Page 3 - Cerpen Rindu di Musim Wabah
P. 3
Ibu tidak langsung menjawab. Tangisnya nyaris menyerupai bunyi curah hujan. biasanya jika
menangis sedemikian kerasnya, ibu akan menutup wajahnya dengan ujung kerudung yang
ia pakai.
“Kamu tidak usah menanyakan penyakit ayahmu. Semua baik-baik saja.”

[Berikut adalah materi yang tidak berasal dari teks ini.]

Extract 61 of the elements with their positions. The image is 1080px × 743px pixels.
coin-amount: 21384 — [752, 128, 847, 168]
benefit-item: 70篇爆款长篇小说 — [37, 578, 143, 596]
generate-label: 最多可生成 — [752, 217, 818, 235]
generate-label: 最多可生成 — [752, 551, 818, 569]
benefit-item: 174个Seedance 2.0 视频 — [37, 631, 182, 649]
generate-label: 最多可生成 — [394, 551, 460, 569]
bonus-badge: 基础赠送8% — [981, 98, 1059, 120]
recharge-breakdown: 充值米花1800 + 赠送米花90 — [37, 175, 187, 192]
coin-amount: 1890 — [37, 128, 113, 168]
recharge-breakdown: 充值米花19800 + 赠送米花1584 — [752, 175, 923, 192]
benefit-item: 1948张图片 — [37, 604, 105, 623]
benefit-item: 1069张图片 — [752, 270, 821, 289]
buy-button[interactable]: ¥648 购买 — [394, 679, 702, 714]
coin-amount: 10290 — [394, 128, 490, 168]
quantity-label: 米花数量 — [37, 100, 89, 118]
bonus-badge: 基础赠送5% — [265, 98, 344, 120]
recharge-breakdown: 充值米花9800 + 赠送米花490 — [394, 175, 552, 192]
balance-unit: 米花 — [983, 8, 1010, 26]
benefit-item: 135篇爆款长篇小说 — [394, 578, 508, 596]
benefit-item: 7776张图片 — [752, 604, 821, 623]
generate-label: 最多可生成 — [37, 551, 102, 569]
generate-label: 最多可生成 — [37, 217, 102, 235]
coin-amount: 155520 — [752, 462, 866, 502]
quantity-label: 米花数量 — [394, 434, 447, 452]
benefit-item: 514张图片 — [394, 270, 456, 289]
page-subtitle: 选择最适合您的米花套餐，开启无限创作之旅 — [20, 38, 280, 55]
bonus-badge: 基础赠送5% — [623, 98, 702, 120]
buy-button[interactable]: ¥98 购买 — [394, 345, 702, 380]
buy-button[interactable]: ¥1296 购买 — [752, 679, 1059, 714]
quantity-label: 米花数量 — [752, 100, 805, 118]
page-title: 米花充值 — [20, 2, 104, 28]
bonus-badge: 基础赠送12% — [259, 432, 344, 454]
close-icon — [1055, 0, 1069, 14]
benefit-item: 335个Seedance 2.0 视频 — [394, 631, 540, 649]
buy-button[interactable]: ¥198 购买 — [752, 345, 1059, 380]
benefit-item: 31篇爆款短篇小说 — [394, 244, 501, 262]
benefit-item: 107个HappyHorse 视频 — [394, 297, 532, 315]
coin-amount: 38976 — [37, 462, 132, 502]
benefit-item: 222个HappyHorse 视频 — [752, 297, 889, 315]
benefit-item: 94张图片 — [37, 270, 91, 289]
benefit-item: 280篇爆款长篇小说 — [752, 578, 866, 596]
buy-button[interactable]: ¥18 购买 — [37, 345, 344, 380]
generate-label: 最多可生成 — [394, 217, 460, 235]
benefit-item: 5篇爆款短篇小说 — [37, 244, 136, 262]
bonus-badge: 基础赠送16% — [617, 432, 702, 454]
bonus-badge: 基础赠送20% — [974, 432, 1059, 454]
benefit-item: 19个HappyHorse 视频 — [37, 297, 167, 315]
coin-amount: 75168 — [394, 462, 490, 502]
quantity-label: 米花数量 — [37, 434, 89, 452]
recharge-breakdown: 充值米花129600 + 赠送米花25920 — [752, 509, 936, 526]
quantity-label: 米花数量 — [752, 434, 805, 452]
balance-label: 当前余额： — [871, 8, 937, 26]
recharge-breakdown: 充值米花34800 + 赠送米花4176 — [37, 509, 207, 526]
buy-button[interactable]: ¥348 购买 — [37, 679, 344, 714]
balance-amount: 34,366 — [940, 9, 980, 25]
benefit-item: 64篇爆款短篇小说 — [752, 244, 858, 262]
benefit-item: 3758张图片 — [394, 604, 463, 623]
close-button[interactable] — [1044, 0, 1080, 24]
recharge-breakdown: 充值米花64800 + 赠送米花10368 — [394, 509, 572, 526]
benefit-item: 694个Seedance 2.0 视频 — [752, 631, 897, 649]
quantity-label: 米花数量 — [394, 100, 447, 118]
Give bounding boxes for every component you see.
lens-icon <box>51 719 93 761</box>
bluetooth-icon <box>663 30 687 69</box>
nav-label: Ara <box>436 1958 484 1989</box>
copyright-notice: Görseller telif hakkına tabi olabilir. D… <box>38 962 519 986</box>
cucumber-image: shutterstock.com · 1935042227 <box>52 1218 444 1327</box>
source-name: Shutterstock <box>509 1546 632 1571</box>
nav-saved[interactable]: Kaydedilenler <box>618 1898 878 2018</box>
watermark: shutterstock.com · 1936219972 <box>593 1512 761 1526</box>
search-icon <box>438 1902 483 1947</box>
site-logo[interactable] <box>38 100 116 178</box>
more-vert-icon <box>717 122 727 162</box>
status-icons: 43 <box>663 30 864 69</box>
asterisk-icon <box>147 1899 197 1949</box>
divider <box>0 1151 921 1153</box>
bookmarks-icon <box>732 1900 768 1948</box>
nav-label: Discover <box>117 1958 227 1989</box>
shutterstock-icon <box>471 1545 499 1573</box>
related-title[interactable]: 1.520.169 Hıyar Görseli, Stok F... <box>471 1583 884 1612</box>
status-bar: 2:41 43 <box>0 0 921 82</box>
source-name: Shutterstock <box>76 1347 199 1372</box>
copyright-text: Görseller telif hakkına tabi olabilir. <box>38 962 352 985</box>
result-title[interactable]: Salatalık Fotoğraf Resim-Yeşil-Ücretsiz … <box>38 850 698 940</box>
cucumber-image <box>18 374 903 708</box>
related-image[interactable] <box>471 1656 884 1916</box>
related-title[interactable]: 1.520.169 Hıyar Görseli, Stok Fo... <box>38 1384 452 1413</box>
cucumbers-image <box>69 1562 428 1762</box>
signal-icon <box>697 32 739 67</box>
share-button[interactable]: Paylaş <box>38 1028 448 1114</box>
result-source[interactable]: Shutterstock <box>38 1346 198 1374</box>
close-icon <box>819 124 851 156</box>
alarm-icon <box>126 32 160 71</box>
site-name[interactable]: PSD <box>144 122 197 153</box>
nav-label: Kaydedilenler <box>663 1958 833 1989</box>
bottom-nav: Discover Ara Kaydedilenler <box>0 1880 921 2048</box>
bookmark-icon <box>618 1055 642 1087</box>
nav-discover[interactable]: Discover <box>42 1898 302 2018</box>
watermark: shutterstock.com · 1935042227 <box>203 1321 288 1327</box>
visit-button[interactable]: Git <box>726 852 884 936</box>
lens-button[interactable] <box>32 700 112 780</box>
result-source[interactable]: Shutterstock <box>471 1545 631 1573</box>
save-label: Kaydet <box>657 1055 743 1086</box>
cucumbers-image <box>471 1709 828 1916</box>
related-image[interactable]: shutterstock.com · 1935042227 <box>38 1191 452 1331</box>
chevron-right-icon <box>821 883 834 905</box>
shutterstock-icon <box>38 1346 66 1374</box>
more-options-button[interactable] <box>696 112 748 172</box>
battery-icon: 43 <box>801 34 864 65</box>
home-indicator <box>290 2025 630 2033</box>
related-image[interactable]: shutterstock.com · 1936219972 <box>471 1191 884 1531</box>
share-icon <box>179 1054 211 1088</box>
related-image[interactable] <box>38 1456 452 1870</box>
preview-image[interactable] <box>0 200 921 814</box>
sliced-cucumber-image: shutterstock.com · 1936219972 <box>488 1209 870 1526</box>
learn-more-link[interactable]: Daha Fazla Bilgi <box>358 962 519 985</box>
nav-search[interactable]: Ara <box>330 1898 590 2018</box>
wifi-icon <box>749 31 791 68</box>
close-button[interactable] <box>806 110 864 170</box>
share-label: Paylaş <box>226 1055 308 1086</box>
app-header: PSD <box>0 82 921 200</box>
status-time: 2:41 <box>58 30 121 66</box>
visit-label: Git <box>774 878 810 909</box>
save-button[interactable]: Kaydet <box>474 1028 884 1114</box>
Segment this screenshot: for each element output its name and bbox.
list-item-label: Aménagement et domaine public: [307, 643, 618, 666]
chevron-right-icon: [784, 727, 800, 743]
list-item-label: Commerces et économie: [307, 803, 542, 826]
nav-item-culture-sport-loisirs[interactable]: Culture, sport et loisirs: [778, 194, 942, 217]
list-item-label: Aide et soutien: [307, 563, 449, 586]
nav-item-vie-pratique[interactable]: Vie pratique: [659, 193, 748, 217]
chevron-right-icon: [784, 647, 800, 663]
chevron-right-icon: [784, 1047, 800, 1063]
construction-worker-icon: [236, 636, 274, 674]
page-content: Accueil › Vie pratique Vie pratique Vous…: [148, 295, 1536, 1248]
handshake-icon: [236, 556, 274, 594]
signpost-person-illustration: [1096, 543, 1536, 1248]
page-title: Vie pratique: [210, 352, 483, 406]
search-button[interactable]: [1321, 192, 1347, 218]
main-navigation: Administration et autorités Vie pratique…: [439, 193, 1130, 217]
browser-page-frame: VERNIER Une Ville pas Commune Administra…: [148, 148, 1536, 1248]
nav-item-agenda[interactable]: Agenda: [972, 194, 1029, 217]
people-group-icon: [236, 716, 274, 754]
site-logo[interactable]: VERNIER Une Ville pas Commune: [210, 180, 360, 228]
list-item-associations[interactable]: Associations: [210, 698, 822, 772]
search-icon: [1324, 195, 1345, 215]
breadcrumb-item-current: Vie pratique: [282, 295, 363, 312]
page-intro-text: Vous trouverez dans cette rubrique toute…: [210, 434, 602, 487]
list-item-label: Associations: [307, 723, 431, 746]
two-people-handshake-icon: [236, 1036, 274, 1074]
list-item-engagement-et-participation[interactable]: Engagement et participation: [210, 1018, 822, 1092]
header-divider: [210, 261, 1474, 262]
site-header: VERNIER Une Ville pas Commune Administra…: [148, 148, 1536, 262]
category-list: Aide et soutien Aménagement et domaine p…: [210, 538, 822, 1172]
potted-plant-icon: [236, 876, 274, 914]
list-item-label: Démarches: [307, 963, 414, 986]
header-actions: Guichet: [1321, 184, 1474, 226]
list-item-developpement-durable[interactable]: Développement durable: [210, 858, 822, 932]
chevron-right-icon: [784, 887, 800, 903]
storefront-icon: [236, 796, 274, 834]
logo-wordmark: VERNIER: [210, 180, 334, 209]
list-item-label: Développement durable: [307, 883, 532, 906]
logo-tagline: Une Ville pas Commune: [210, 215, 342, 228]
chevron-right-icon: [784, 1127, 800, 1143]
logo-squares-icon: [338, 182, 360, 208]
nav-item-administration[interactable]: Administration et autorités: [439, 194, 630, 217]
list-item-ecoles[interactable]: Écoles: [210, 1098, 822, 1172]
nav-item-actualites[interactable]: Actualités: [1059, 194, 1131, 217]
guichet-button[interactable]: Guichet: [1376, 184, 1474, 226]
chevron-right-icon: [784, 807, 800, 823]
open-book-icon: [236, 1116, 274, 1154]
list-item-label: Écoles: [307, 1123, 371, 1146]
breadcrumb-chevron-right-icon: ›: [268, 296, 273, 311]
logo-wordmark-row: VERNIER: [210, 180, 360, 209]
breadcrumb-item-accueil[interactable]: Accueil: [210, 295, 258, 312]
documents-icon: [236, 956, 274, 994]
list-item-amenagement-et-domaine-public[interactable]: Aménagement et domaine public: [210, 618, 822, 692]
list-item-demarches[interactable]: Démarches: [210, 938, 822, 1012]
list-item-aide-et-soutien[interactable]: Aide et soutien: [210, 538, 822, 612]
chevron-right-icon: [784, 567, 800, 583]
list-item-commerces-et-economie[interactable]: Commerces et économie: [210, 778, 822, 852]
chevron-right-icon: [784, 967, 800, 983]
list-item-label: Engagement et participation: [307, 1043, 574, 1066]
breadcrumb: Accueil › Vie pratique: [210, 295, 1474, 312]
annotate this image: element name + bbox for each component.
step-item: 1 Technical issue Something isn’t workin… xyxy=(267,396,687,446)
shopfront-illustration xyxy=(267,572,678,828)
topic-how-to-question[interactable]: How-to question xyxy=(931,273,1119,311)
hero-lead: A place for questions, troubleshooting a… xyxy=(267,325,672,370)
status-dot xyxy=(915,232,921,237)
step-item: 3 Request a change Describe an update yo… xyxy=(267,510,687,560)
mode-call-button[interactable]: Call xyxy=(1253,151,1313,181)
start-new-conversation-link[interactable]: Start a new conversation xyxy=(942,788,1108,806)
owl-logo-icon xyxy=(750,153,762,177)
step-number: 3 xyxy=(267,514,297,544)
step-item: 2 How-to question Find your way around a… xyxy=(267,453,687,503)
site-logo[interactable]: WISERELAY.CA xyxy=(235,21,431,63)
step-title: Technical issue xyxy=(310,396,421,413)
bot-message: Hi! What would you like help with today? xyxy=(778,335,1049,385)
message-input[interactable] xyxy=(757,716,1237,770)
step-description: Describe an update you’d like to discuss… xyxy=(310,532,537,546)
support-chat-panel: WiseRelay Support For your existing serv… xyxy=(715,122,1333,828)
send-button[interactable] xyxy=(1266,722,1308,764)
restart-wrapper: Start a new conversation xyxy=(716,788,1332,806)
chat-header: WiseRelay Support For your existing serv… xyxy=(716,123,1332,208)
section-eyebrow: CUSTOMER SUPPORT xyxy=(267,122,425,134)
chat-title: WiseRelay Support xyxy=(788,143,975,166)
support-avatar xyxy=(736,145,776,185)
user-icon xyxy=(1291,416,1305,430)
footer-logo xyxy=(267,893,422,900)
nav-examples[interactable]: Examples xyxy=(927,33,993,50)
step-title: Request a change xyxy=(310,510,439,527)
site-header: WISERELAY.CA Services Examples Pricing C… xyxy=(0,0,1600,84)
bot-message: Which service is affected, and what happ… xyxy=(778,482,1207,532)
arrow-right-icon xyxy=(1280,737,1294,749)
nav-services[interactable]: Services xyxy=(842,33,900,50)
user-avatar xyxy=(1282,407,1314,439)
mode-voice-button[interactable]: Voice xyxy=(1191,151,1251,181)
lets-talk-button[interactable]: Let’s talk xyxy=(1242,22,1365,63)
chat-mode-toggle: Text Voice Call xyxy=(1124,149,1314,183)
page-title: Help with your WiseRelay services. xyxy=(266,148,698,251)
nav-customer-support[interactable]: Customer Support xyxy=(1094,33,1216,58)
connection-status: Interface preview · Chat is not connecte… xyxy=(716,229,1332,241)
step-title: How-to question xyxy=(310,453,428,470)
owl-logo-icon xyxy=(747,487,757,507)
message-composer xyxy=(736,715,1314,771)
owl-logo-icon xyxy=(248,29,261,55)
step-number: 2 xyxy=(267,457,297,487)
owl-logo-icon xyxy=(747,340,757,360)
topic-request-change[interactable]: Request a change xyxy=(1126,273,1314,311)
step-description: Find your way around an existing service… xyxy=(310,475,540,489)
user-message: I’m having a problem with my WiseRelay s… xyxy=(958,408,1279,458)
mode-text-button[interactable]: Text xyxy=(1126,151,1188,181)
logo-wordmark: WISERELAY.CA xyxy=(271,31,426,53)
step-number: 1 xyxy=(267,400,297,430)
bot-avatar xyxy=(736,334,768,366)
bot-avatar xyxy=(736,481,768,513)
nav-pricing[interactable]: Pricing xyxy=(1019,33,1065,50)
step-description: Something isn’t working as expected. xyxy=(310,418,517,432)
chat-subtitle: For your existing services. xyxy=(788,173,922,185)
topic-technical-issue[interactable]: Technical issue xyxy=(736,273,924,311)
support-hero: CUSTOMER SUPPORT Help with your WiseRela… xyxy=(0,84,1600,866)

Saat itu juga sambungan telpon kami tiba-tiba terputus. Aku selalu gagal saat berusaha
kembali menghubungi ibu. Ketika HP kuabai dengan maksud menunggu panggilan balik dari
ibu, ternyata juga sia-sia. Berhari-hari telpon ibu tidak bisa kuhubungi, kalimat terakhir yang
menyatakan ayah baik-baik saja bagiku agak mustahil, sebab seminggu sebelum itu,
penyakit ayah kambuh dan harus dibawa ke rumah sakit.
#
Keluargaku yang terbangun di tengah kota ini sebenarnya berawal dari rantau pertamaku—
empat belas tahun silam—yang diniatkan mencari nafkah untuk mengobati ayah. Saat itu
aku masih remaja. Ayah yang semula jadi tulang punggung keluarga terpaksa harus
menjalani hari-harinya dengan berbaring lemah karena serangan jantung. Itu terjadi
setelah suatu hari ayah pingsan di sebuah pasar tradisonal saat ia mengayuh becak.
Ayah dikerumuni banyak orang, digotong dengan iringan tangis. Aku dan ibu hampir pingsan
juga. Kami menangis histeris. Lalu ayah dirawat dengan biaya semampu kami hingga
sepetak kebun kelapa satu-satunya harta kami lenyap, tapi tak membuahkan hasil sedikit
pun bagi kesehatan ayah. Keadaan itu membuatku berkeinginan besar merantau untuk
bekerja demi keluarga dan demi ayah. Berminggu-minggu lamanya ibu tidak mengizinkan,
aku terus berusaha agar restu ibu segera kudapat. Setiap hari aku pasti datang ke kamarnya
untuk pamit, hingga suatu saat, setelah aku terus memaksa, akhirnya ibu mengizinkan
meski harus dengan tangis dan kata-kata yang menggetarkan jiwa.
Tahun 1995 aku resmi merantau ke kota ini, bekerja sebagai penjaga warung kelontong
milik salah satu kerabat. Dua tahun setelah itu aku menikah dengan istri setelah enam bulan
berkenalan; ia sebagai penjual es keliling dan aku salah satu pelanggannya. Kami
menikah—selain karena cinta—juga karena disatukan oleh nasib yang sama; kami sama-
sama perantau yang berjuang keras di tanah orang. Istriku rela berpisah dengan
keluarganya di Riau juga demi mencari nafkah di kota ini.
Setelah menikah, kami mengontrak rumah ini. Di sini kami membuka usaha baru semi
mandiri yang murni hanya dilakukan aku dan istri. Di depan rumah, kami berjualan bakso,
nasi dan soto. Pernikahan kami berjalan lancar dan penuh kebahagiaan. Kami pun dikaruniai
dua orang anak laki-laki. Sebagaimana keluarga perantau pada umumnya, kami terbiasa
mudik saat lebaran. Kadang mudik ke Riau, kadang mudik ke Madura. Inti dari aktivitas
mudik tersebut adalah untuk bersilaturrahmi dengan keluarga sekaligus demi memecah
rasa rindu.
“Bapak! Eh bapak ada di sini?” tiba-tiba istriku berdiri di depan pintu, membawa nampan
berisi secangkir kopi dan sepiring goreng pisang. Ia tercengang melihatku, sepasang
matanya yang lembut mengamati tubuhku dari kaki hingga kepala. Tapi kemudian bibirnya
megembang, perlahan ia tersenyum. Wajahnya menyiratkan gurat kebahagiaan. Ia
menaruh nampan di meja, lalu berlari ke arahku.